Dans quel hôtel passeriez-vous vos vacances ?

Au One & Only Le Saint Géran. Je n’y suis pas allé depuis quelque temps mais c’est un hôtel qui a une âme. Il y a une ambiance extraordinaire là-bas et la rencontre avec les gens est restée authentique. Le One & Only Le Saint Géran c’est aussi des normes de qualité exceptionnelles qui prouvent qu’à Maurice on peut faire quelque chose de niveau mondial. Quelques-uns de mes plus beaux souvenirs sont liés à cet hôtel. L’Oberoi, qui a su faire la quintessence de deux grandes civilisations est également un hôtel qui cadre avec ma notion de vacances Si j’étais accompagné de jeunes, j’opterai sans hésiter pour le Coco Beach sur la côte Est.

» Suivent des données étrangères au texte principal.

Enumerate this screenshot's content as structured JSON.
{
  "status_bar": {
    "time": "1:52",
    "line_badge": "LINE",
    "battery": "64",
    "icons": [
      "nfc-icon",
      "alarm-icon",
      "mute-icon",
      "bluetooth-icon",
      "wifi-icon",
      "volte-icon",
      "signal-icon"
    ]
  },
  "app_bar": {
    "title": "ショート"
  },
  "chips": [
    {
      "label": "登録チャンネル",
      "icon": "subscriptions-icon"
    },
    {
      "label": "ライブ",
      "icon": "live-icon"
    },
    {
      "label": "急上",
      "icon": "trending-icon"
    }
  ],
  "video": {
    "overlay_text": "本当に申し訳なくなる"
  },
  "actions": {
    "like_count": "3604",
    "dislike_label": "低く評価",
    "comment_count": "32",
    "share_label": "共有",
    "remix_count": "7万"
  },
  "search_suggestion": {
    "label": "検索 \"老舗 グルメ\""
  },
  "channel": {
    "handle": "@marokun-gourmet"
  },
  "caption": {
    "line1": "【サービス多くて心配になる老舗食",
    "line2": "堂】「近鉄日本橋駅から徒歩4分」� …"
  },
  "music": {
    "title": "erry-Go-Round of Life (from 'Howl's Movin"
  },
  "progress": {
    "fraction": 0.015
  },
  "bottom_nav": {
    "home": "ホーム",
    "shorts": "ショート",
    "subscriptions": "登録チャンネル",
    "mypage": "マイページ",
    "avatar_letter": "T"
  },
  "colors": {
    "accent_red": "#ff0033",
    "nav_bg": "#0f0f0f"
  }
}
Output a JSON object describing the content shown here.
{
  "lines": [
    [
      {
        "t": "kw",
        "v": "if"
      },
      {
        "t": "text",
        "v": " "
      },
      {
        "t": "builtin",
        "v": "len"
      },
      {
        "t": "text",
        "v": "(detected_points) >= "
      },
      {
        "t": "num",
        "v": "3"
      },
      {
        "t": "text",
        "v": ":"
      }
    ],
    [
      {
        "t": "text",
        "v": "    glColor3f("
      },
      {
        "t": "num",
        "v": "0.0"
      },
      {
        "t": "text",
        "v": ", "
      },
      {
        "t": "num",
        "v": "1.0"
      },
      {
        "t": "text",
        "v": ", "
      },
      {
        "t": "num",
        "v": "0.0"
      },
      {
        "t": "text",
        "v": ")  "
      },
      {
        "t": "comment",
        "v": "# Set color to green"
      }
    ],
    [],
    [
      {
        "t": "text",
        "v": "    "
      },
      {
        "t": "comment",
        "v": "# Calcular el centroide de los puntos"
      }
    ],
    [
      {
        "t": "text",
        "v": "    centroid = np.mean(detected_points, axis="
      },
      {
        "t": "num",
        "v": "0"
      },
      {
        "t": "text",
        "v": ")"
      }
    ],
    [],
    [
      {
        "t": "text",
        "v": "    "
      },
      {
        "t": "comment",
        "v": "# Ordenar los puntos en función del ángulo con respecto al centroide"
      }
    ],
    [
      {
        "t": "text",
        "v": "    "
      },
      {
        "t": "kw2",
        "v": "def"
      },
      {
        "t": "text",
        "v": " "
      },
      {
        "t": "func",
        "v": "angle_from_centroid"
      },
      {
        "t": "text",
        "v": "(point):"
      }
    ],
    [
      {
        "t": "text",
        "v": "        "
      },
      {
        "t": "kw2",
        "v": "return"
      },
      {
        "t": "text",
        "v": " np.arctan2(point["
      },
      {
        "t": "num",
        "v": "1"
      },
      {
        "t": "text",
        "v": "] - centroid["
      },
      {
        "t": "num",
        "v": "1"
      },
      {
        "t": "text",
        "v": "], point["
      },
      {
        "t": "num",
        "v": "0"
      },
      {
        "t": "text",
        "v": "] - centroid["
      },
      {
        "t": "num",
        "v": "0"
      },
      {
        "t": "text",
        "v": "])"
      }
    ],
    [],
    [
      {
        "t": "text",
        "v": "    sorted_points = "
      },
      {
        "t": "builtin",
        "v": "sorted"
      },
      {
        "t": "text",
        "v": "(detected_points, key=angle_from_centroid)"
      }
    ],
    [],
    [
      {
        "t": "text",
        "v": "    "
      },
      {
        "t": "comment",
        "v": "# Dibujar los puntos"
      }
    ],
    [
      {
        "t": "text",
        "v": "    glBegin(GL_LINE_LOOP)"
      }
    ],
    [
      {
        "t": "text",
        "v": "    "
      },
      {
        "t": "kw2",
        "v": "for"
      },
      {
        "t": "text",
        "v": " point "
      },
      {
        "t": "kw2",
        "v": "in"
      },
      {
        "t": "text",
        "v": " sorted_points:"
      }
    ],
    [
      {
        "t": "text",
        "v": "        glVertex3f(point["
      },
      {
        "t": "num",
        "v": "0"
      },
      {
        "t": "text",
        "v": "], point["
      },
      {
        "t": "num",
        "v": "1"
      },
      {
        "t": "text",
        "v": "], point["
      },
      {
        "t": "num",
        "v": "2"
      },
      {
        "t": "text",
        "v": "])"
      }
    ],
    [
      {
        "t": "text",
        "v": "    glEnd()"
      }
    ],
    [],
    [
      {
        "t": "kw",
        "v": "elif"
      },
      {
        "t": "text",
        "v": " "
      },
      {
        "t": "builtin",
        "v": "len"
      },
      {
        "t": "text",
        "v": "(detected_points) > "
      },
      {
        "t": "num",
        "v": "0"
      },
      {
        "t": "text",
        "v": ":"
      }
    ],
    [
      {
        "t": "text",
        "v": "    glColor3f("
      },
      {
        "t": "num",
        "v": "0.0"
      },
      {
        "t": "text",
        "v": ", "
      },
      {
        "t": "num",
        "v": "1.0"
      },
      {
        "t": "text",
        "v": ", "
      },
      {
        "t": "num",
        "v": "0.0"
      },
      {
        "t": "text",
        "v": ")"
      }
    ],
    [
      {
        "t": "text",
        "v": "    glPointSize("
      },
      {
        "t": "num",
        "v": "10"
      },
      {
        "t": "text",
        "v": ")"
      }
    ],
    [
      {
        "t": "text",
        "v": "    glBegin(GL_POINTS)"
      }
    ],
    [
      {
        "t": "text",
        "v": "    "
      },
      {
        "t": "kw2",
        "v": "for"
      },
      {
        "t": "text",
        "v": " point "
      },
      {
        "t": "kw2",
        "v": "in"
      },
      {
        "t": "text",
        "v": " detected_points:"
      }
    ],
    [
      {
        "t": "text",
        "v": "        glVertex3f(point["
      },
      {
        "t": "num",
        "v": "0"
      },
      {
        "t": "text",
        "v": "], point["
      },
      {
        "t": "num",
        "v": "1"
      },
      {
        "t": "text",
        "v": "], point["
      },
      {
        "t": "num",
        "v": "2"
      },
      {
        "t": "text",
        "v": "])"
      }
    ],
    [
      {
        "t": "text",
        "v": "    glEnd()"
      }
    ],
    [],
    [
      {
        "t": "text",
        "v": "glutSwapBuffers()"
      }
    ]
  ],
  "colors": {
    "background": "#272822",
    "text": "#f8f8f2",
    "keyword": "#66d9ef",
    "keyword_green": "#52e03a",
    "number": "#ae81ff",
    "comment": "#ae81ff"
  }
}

Qu’est-ce qu’il ne faut pas rater quand on vient à l’île Maurice ?

La rencontre avec les gens. Le Mauricien est un être exceptionnel et quand on vient ici il ne faut pas rater cette rencontre-là. Culturellement qu’a donc l’île Maurice à offrir? Le Jardin de Pamplemousses? Il est à l’abandon. Les plages? L’érosion fait son œuvre dévastatrice sans que personne ne s’émeuve.

Dans n’importe quel pays où l’on va on peut s’enrichir culturellement. L’île Maurice est très pauvre de ce côté-là. La seule richesse culturelle que l’on peut apporter c’est notre peuple, donc, à nos visiteurs, je dis : ne ratez pas votre rencontre avec le Mauricien.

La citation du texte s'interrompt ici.